C’est une scène qui a brisé le cœur de nombreux habitants. Sur la place Sainte-Anne à Rennes, des compagnons de vie, des boules de poils qui sont souvent la seule famille pour les personnes sans-abri, leur ont été brusquement arrachés. Le 17 juillet dernier, une opération de police a conduit à la saisie de près de dix chiens, laissant leurs maîtres désemparés et en larmes.
Pour ces hommes et ces femmes qui partagent tout avec leur animal, cette séparation est une véritable déchirure. Le lien qui les unit est bien plus qu’une simple compagnie ; c’est un soutien émotionnel vital, un rempart contre la solitude et le désespoir de la rue. La brutalité de l’intervention, filmée et dénoncée par des témoins, n’a fait qu’attiser l’incompréhension et la colère.

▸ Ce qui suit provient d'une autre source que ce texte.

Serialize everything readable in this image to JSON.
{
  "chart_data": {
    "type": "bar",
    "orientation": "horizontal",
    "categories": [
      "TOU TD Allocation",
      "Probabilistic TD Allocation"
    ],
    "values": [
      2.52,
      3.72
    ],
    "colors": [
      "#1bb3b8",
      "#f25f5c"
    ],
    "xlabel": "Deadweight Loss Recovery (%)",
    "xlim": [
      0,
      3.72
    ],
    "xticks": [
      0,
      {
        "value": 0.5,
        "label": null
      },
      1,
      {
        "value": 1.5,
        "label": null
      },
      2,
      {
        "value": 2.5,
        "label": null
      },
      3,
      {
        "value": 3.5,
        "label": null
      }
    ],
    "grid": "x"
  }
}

Une séparation filmée et des accusations de violence
Les images et les témoignages qui ont rapidement circulé sur les réseaux sociaux sont difficiles. Ils décrivent une scène de chaos et de détresse, où des propriétaires auraient été violentés en tentant de protéger leurs animaux. Des mots comme « dégueulasse » ou « honteux » ont fleuri en ligne, exprimant le choc de la communauté face à cette intervention.
Selon plusieurs sources, des coups auraient été portés, transformant une opération de saisie administrative en un moment traumatisant pour les humains comme pour les animaux. Les chiens, apeurés, ont été emmenés de force vers une destination qu’ils ne connaissaient pas, loin de la seule chaleur qu’ils aient jamais connue.
Le cœur de la ville se met à battre pour eux
Face à cette injustice, la solidarité n’a pas tardé à s’organiser. Touchés par le désarroi des maîtres privés de leurs compagnons, des citoyens ont immédiatement lancé une cagnotte en ligne. L’objectif : réunir les 89 euros de frais de fourrière exigés pour chaque chien. Une somme dérisoire pour certains, mais une montagne infranchissable pour ceux qui n’ont rien.
Cet élan de générosité a montré un visage plus lumineux de la ville. Au-delà de l’indignation, c’est une vague d’entraide qui s’est levée pour permettre à ces familles de la rue de se reformer. Des militants prévoient désormais de rencontrer la maire pour demander des comptes et exiger le retour immédiat des animaux.
Un avenir incertain dans une fourrière controversée
L’inquiétude est d’autant plus grande que les chiens ont été placés à la fourrière de Betton. Cet établissement, géré par un groupe privé, a déjà fait l’objet par le passé d’accusations de négligence et de mauvais traitements. Chaque jour qui passe est donc une source d’angoisse supplémentaire pour les propriétaires et tous ceux qui les soutiennent.
L’espoir repose désormais sur la mobilisation citoyenne et la discussion avec les autorités. Toute une ville retient son souffle, en espérant que ces histoires d’amitié inconditionnelle connaissent une fin heureuse et que ces chiens puissent vite retrouver les bras de ceux qui les aiment plus que tout.